Note that published articles are arguably not the most important outcome and use of machine learning models (compared to other practical applications), but since this is a PhD course, it is worthwhile for us to also deliberately practice a more formal research skill like writing an abstract in the context of machine learning projects.

Task 6: Write a one-page abstract based on your final project. More details are below.

Additional details:

  • Submit the abstract in D2L to the dropbox called “Week 11 project abstract.”
  • Your abstract should contain the following sections: purpose, methods, results, conclusions.
  • Remember that we are pretending that you have already completed your project and written a publication-quality manuscript about it.

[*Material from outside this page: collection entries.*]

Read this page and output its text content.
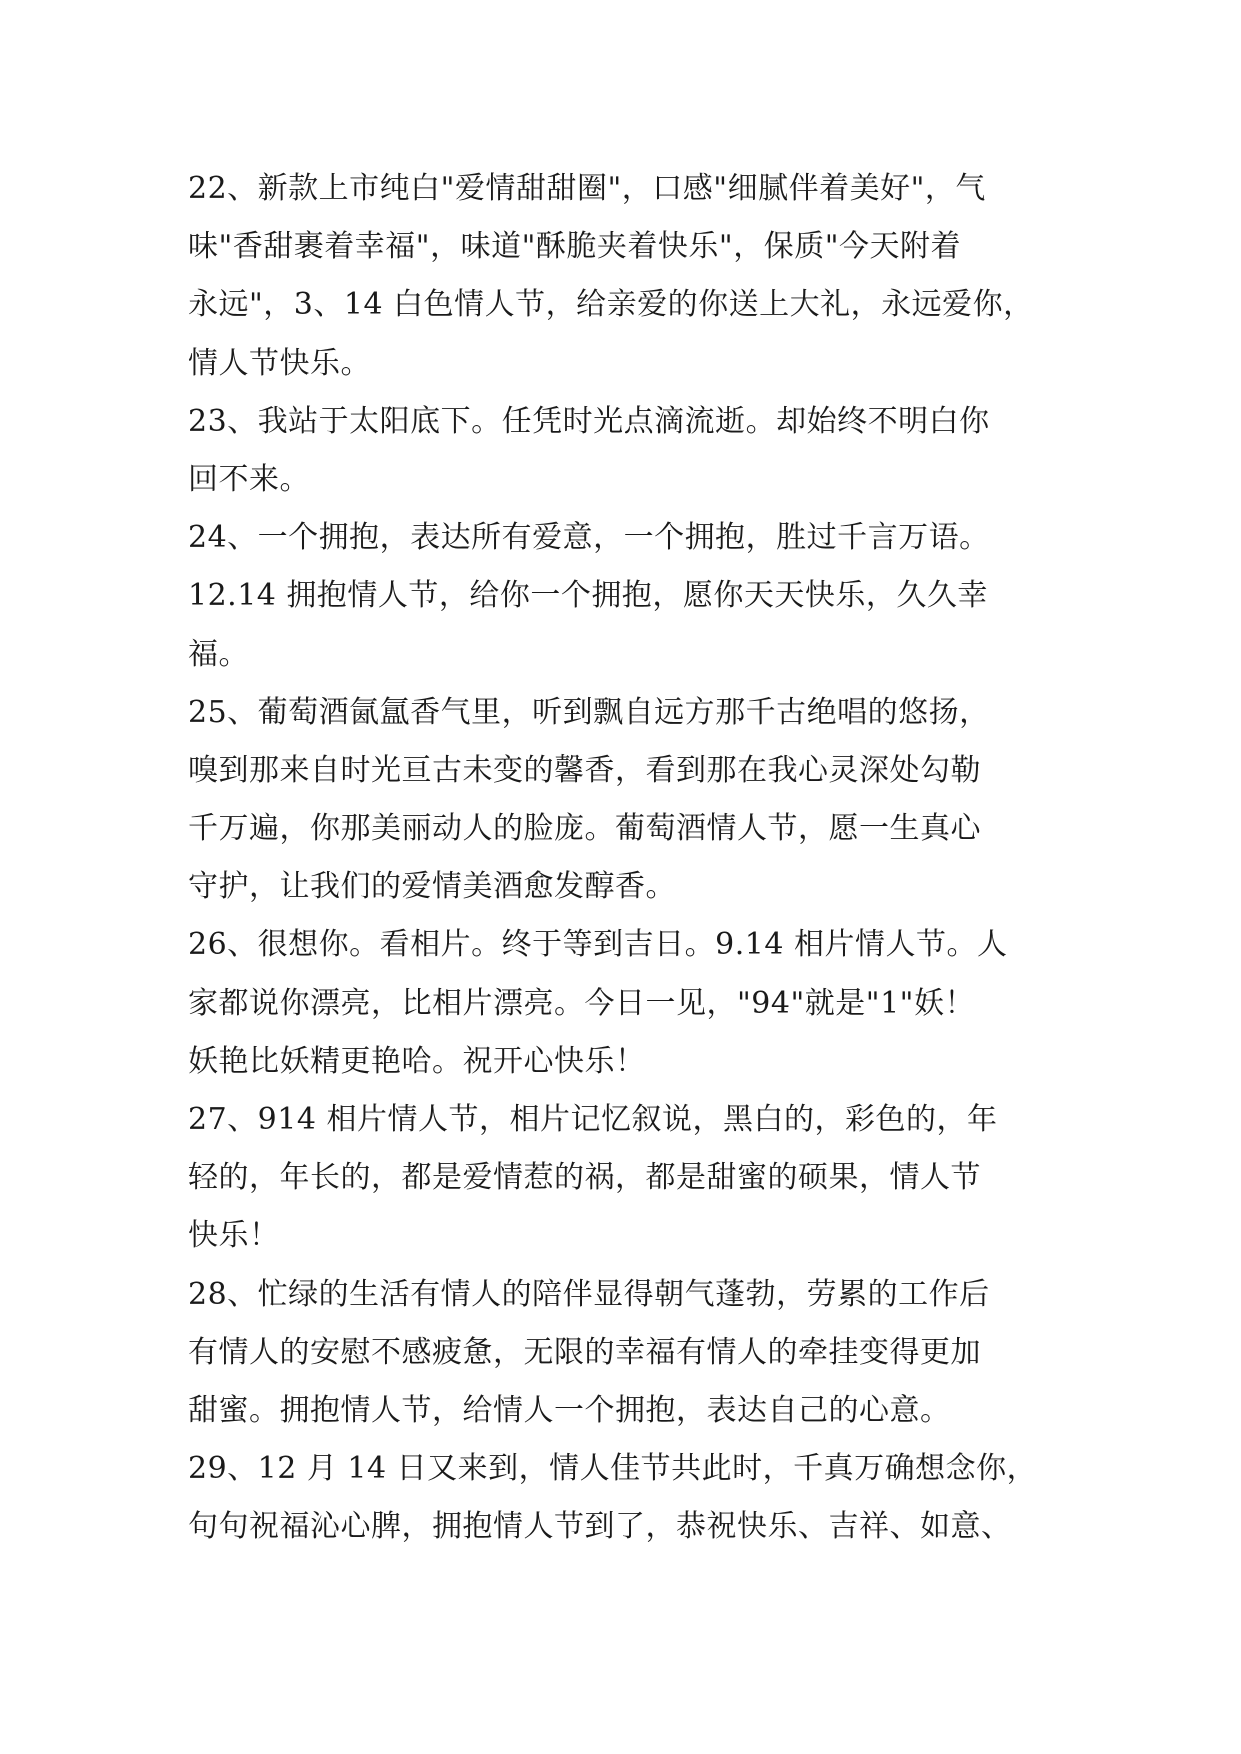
22、新款上市纯白"爱情甜甜圈"，口感"细腻伴着美好"，气
味"香甜裹着幸福"，味道"酥脆夹着快乐"，保质"今天附着
永远"，3、14 白色情人节，给亲爱的你送上大礼，永远爱你，
情人节快乐。
23、我站于太阳底下。任凭时光点滴流逝。却始终不明白你
回不来。
24、一个拥抱，表达所有爱意，一个拥抱，胜过千言万语。
12.14 拥抱情人节，给你一个拥抱，愿你天天快乐，久久幸
福。
25、葡萄酒氤氲香气里，听到飘自远方那千古绝唱的悠扬，
嗅到那来自时光亘古未变的馨香，看到那在我心灵深处勾勒
千万遍，你那美丽动人的脸庞。葡萄酒情人节，愿一生真心
守护，让我们的爱情美酒愈发醇香。
26、很想你。看相片。终于等到吉日。9.14 相片情人节。人
家都说你漂亮，比相片漂亮。今日一见，"94"就是"1"妖！
妖艳比妖精更艳哈。祝开心快乐！
27、914 相片情人节，相片记忆叙说，黑白的，彩色的，年
轻的，年长的，都是爱情惹的祸，都是甜蜜的硕果，情人节
快乐！
28、忙绿的生活有情人的陪伴显得朝气蓬勃，劳累的工作后
有情人的安慰不感疲惫，无限的幸福有情人的牵挂变得更加
甜蜜。拥抱情人节，给情人一个拥抱，表达自己的心意。
29、12 月 14 日又来到，情人佳节共此时，千真万确想念你，
句句祝福沁心脾，拥抱情人节到了，恭祝快乐、吉祥、如意、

This means that you will have results to report, even if your final project in this class is only a proposal. We are pretending that you went on to do the whole project, meaning that you ran all of the analytics and got results that you can share.
  • Since you likely do not know the results of your final project yet, just write “X” in place of any numbers that you do not yet know. Or you can make up a number that you think is reasonable. For example: “The best predictive model has a sensitivity of X, which is inadequate for practical use.”
  • You might find it useful to look at the abstracts of scholarly articles that we have read earlier in this course, for examples and ideas about how to write.

11.2.3 Discussion post

Below, you will prepare a new discussion post for this week’s discussion board in D2L, based on this week’s learning materials.

Task 7: Give an example of an analytics scenario in which prioritizing high sensitivity would be most important.

Task 8: Give an example of an analytics scenario in which prioritizing high specificity would be most important.

Task 9: Give an example of an analytics scenario in which prioritizing high F1 score would be most important.

Task 10: What are the benefits of using cross validation? Please include at least one example of one of the benefits that you describe.

Task 11: Even though it’s a pretty smart approach, what are some of the limitations of cross validation? Please include at least one example of one of the limitations that you describe.

You have reached the end of this week’s assignment. Please be sure to both e-mail and upload your peer review, upload your draft abstract, and post your discussion response.